Optimal scheduler with half-isolation constraint.

Positions [0, N/2) draw from ops [0, N/2), positions [N/2, N) draw from ops [N/2, N). This mirrors the greedy_schedule() half-isolation for the ping-pong kernel but uses exhaustive backtracking instead of greedy selection.

Half isolation preserves the warp-group structure that build_program_from_ldg_ordered() requires: first N/2 ops map to blocks 0-3 (warp group 0), last N/2 to blocks 4-7 (warp group 1).

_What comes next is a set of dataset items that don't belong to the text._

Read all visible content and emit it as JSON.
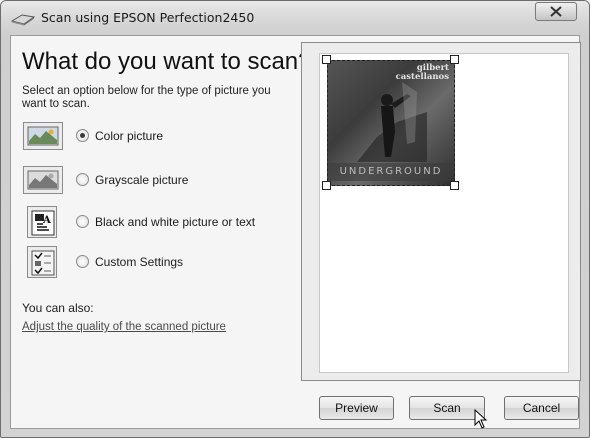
{
  "window": {
    "title": "Scan using EPSON Perfection2450",
    "close_glyph": "✕"
  },
  "main": {
    "heading": "What do you want to scan?",
    "subtitle": "Select an option below for the type of picture you want to scan.",
    "options": [
      {
        "label": "Color picture",
        "checked": true,
        "icon": "color-picture-icon"
      },
      {
        "label": "Grayscale picture",
        "checked": false,
        "icon": "grayscale-picture-icon"
      },
      {
        "label": "Black and white picture or text",
        "checked": false,
        "icon": "black-white-picture-icon"
      },
      {
        "label": "Custom Settings",
        "checked": false,
        "icon": "custom-settings-icon"
      }
    ],
    "also_label": "You can also:",
    "adjust_link": "Adjust the quality of the scanned picture"
  },
  "preview": {
    "photo_text_top": "gilbert castellanos",
    "photo_text_bottom": "UNDERGROUND"
  },
  "buttons": {
    "preview": "Preview",
    "scan": "Scan",
    "cancel": "Cancel"
  }
}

Pruning optimizations for compile-time feasibility:

Seed best_cost from greedy greedy_schedule() — provides a strong upper bound that prunes most branches immediately.
Early termination when best_cost == lower_bound and pressure is at the floor — provably optimal, stop searching.
Incremental VGPR pressure tracking — branches that exceed max_vgpr are pruned the moment they cross the budget.

When max_globals_per_block > 0, an additional structural constraint limits how many GLOBAL_LOAD ops can appear between consecutive COMPUTE (MMA) ops. This ensures uniform global load distribution across MMA blocks after build_double_buffer_program groups by MMA delimiters. For example, max_globals_per_block=1 yields a [1,1,1,1] distribution instead of the unconstrained [1,0,2,1].

When lds_contention_penalty > 0, the resource model adds a shared LDS port constraint: fragment loads (LDS reads) and global loads (LDS writes) contend on the same port, with the given penalty per overlap. This biases the solver toward separating LDS reads from LDS writes in the schedule.

When max_vgpr < 999999, orderings whose peak VGPR pressure exceeds the budget are rejected. Among equal-makespan solutions, prefers the one with lower peak pressure (occupancy-aware scheduling).

Returns:

List[Int]